Overview
You will learn
- How to react to window events with hooks
- How to compose layouts with combinators
- How to create custom actions and IPC commands
- How to build full extensions with the engine pipeline
This section teaches you to extend Shoji beyond its built-in features. By the end, you’ll be able to automate window behavior, compose purpose-specific layouts, add custom keybindings, and build extensions that participate in Shoji’s engine pipeline.
Prerequisites
Before starting:
- Shoji installed and running (Installation)
- Basic Lua knowledge (variables, functions, tables)
- A text editor for writing Lua files
How these guides connect
Guides 1 and 2 are independent entry points. Start with whichever matches your interest:
- Interested in automating behavior? Start with Guide 1 (Hooks)
- Interested in layout composition? Start with Guide 2 (Combinators)
Guides 3 and 4 build on earlier material:
Guide 1: Hooks ─────────┐ │Guide 2: Combinators │ ↓ Guide 3: Actions & commands ↓ Guide 4: ExtensionsThe guides
Guide 1: Reacting to events with hooks
Respond to window events and manipulate state. You’ll build a window activity monitor that logs events, shows app-specific alerts, and auto-floats dialog-sized windows.
What you’ll build: A hook-based system that auto-floats dialogs and monitors window activity.
Guide 2: Composing layouts with combinators
Build purpose-specific layouts by combining existing ones. You’ll create an adaptive layout that switches between Monocle and Tall based on window count, and an IDE layout using Partition.
What you’ll build: Two composed layouts using IfMax and Partition.
Familiarity with: Built-in layouts (Tall, Monocle, Column).
Guide 3: Custom actions and commands
Add new keybindings and external control points. You’ll build a “focus or launch” action, workspace presets, and a custom IPC command.
What you’ll build: Custom actions bound to hotkeys and an IPC command callable from shell scripts.
Requires: Guide 1.
Guide 4: Building an extension
Build a complete extension that participates in Shoji’s engine pipeline.
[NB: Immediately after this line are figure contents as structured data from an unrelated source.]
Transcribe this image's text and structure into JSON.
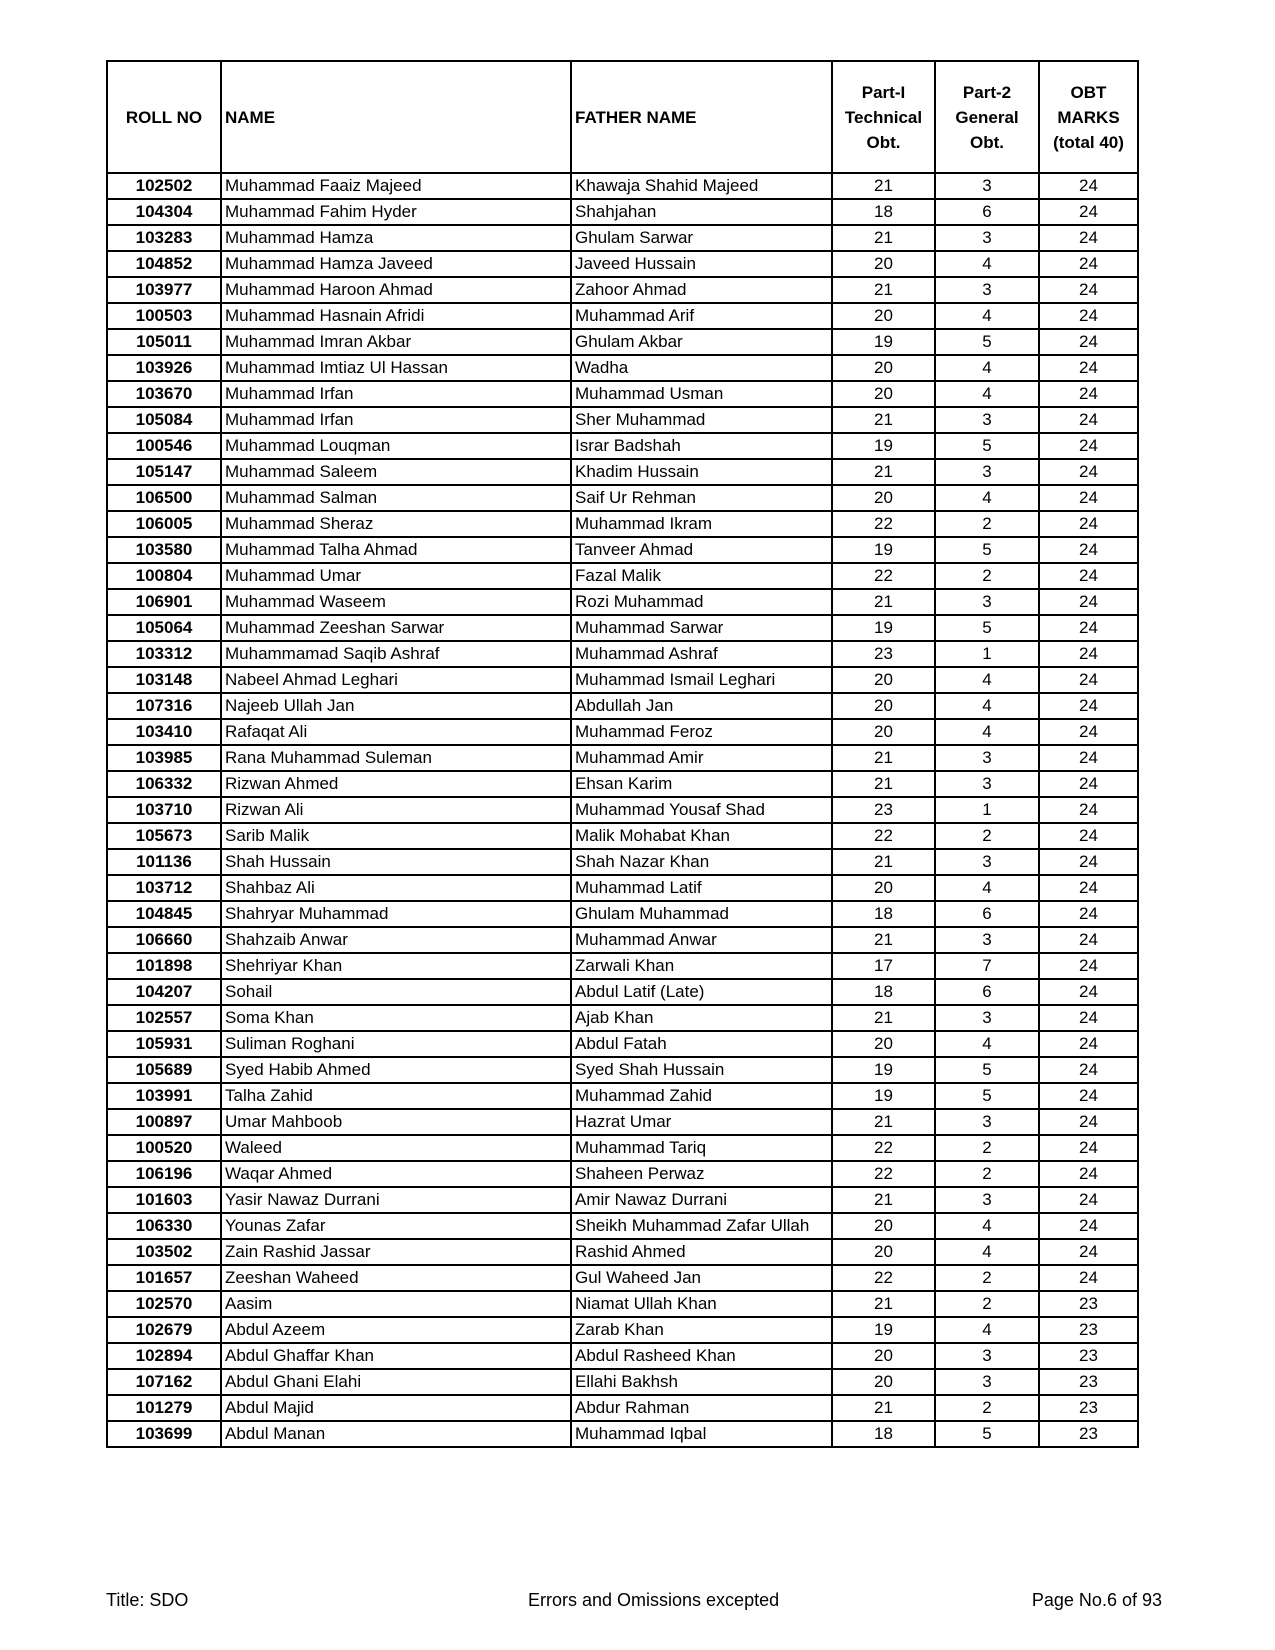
{
  "headers": {
    "roll_no": "ROLL NO",
    "name": "NAME",
    "father_name": "FATHER NAME",
    "part1": [
      "Part-I",
      "Technical",
      "Obt."
    ],
    "part2": [
      "Part-2",
      "General",
      "Obt."
    ],
    "obt": [
      "OBT",
      "MARKS",
      "(total 40)"
    ]
  },
  "rows": [
    [
      "102502",
      "Muhammad Faaiz Majeed",
      "Khawaja Shahid Majeed",
      "21",
      "3",
      "24"
    ],
    [
      "104304",
      "Muhammad Fahim Hyder",
      "Shahjahan",
      "18",
      "6",
      "24"
    ],
    [
      "103283",
      "Muhammad Hamza",
      "Ghulam Sarwar",
      "21",
      "3",
      "24"
    ],
    [
      "104852",
      "Muhammad Hamza Javeed",
      "Javeed Hussain",
      "20",
      "4",
      "24"
    ],
    [
      "103977",
      "Muhammad Haroon Ahmad",
      "Zahoor Ahmad",
      "21",
      "3",
      "24"
    ],
    [
      "100503",
      "Muhammad Hasnain Afridi",
      "Muhammad Arif",
      "20",
      "4",
      "24"
    ],
    [
      "105011",
      "Muhammad Imran Akbar",
      "Ghulam Akbar",
      "19",
      "5",
      "24"
    ],
    [
      "103926",
      "Muhammad Imtiaz Ul Hassan",
      "Wadha",
      "20",
      "4",
      "24"
    ],
    [
      "103670",
      "Muhammad Irfan",
      "Muhammad Usman",
      "20",
      "4",
      "24"
    ],
    [
      "105084",
      "Muhammad Irfan",
      "Sher Muhammad",
      "21",
      "3",
      "24"
    ],
    [
      "100546",
      "Muhammad Louqman",
      "Israr Badshah",
      "19",
      "5",
      "24"
    ],
    [
      "105147",
      "Muhammad Saleem",
      "Khadim Hussain",
      "21",
      "3",
      "24"
    ],
    [
      "106500",
      "Muhammad Salman",
      "Saif Ur Rehman",
      "20",
      "4",
      "24"
    ],
    [
      "106005",
      "Muhammad Sheraz",
      "Muhammad Ikram",
      "22",
      "2",
      "24"
    ],
    [
      "103580",
      "Muhammad Talha Ahmad",
      "Tanveer Ahmad",
      "19",
      "5",
      "24"
    ],
    [
      "100804",
      "Muhammad Umar",
      "Fazal Malik",
      "22",
      "2",
      "24"
    ],
    [
      "106901",
      "Muhammad Waseem",
      "Rozi Muhammad",
      "21",
      "3",
      "24"
    ],
    [
      "105064",
      "Muhammad Zeeshan Sarwar",
      "Muhammad Sarwar",
      "19",
      "5",
      "24"
    ],
    [
      "103312",
      "Muhammamad Saqib Ashraf",
      "Muhammad Ashraf",
      "23",
      "1",
      "24"
    ],
    [
      "103148",
      "Nabeel Ahmad Leghari",
      "Muhammad Ismail Leghari",
      "20",
      "4",
      "24"
    ],
    [
      "107316",
      "Najeeb Ullah Jan",
      "Abdullah Jan",
      "20",
      "4",
      "24"
    ],
    [
      "103410",
      "Rafaqat Ali",
      "Muhammad Feroz",
      "20",
      "4",
      "24"
    ],
    [
      "103985",
      "Rana Muhammad Suleman",
      "Muhammad Amir",
      "21",
      "3",
      "24"
    ],
    [
      "106332",
      "Rizwan Ahmed",
      "Ehsan Karim",
      "21",
      "3",
      "24"
    ],
    [
      "103710",
      "Rizwan Ali",
      "Muhammad Yousaf Shad",
      "23",
      "1",
      "24"
    ],
    [
      "105673",
      "Sarib Malik",
      "Malik Mohabat Khan",
      "22",
      "2",
      "24"
    ],
    [
      "101136",
      "Shah Hussain",
      "Shah Nazar Khan",
      "21",
      "3",
      "24"
    ],
    [
      "103712",
      "Shahbaz Ali",
      "Muhammad Latif",
      "20",
      "4",
      "24"
    ],
    [
      "104845",
      "Shahryar Muhammad",
      "Ghulam Muhammad",
      "18",
      "6",
      "24"
    ],
    [
      "106660",
      "Shahzaib Anwar",
      "Muhammad Anwar",
      "21",
      "3",
      "24"
    ],
    [
      "101898",
      "Shehriyar Khan",
      "Zarwali Khan",
      "17",
      "7",
      "24"
    ],
    [
      "104207",
      "Sohail",
      "Abdul Latif (Late)",
      "18",
      "6",
      "24"
    ],
    [
      "102557",
      "Soma Khan",
      "Ajab Khan",
      "21",
      "3",
      "24"
    ],
    [
      "105931",
      "Suliman Roghani",
      "Abdul Fatah",
      "20",
      "4",
      "24"
    ],
    [
      "105689",
      "Syed Habib Ahmed",
      "Syed Shah Hussain",
      "19",
      "5",
      "24"
    ],
    [
      "103991",
      "Talha Zahid",
      "Muhammad Zahid",
      "19",
      "5",
      "24"
    ],
    [
      "100897",
      "Umar Mahboob",
      "Hazrat Umar",
      "21",
      "3",
      "24"
    ],
    [
      "100520",
      "Waleed",
      "Muhammad Tariq",
      "22",
      "2",
      "24"
    ],
    [
      "106196",
      "Waqar Ahmed",
      "Shaheen Perwaz",
      "22",
      "2",
      "24"
    ],
    [
      "101603",
      "Yasir Nawaz Durrani",
      "Amir Nawaz Durrani",
      "21",
      "3",
      "24"
    ],
    [
      "106330",
      "Younas Zafar",
      "Sheikh Muhammad Zafar Ullah",
      "20",
      "4",
      "24"
    ],
    [
      "103502",
      "Zain Rashid Jassar",
      "Rashid Ahmed",
      "20",
      "4",
      "24"
    ],
    [
      "101657",
      "Zeeshan Waheed",
      "Gul Waheed Jan",
      "22",
      "2",
      "24"
    ],
    [
      "102570",
      "Aasim",
      "Niamat Ullah Khan",
      "21",
      "2",
      "23"
    ],
    [
      "102679",
      "Abdul Azeem",
      "Zarab Khan",
      "19",
      "4",
      "23"
    ],
    [
      "102894",
      "Abdul Ghaffar Khan",
      "Abdul Rasheed Khan",
      "20",
      "3",
      "23"
    ],
    [
      "107162",
      "Abdul Ghani Elahi",
      "Ellahi Bakhsh",
      "20",
      "3",
      "23"
    ],
    [
      "101279",
      "Abdul Majid",
      "Abdur Rahman",
      "21",
      "2",
      "23"
    ],
    [
      "103699",
      "Abdul Manan",
      "Muhammad Iqbal",
      "18",
      "5",
      "23"
    ]
  ],
  "footer": {
    "title": "Title: SDO",
    "note": "Errors and Omissions excepted",
    "page": "Page No.6 of 93"
  }
}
You’ll create a display profiles extension that automatically reconfigures layouts when you dock or undock your laptop.
What you’ll build: A full extension with engine event handlers, intent interception, file persistence, and proper teardown.
Requires: Guides 1 and 3.
Reference material
After completing the guides, use these references:
- Hooks reference — Canonical hook list and signatures
- Actions reference — All built-in actions
- IPC reference — Complete IPC command reference
- Extensions recipe — Extension patterns and examples
- Partition — Partition combinator reference
- IfMax — IfMax combinator reference
Testing your work
Throughout these guides, you’ll test changes in Hammerspoon:
- Save your configuration file
- Reload Hammerspoon from the menu bar (Reload config) or run
hs.reload()in the Hammerspoon console - Check the console for output and errors (menu bar > Console)
Keep the console open while developing to catch errors early.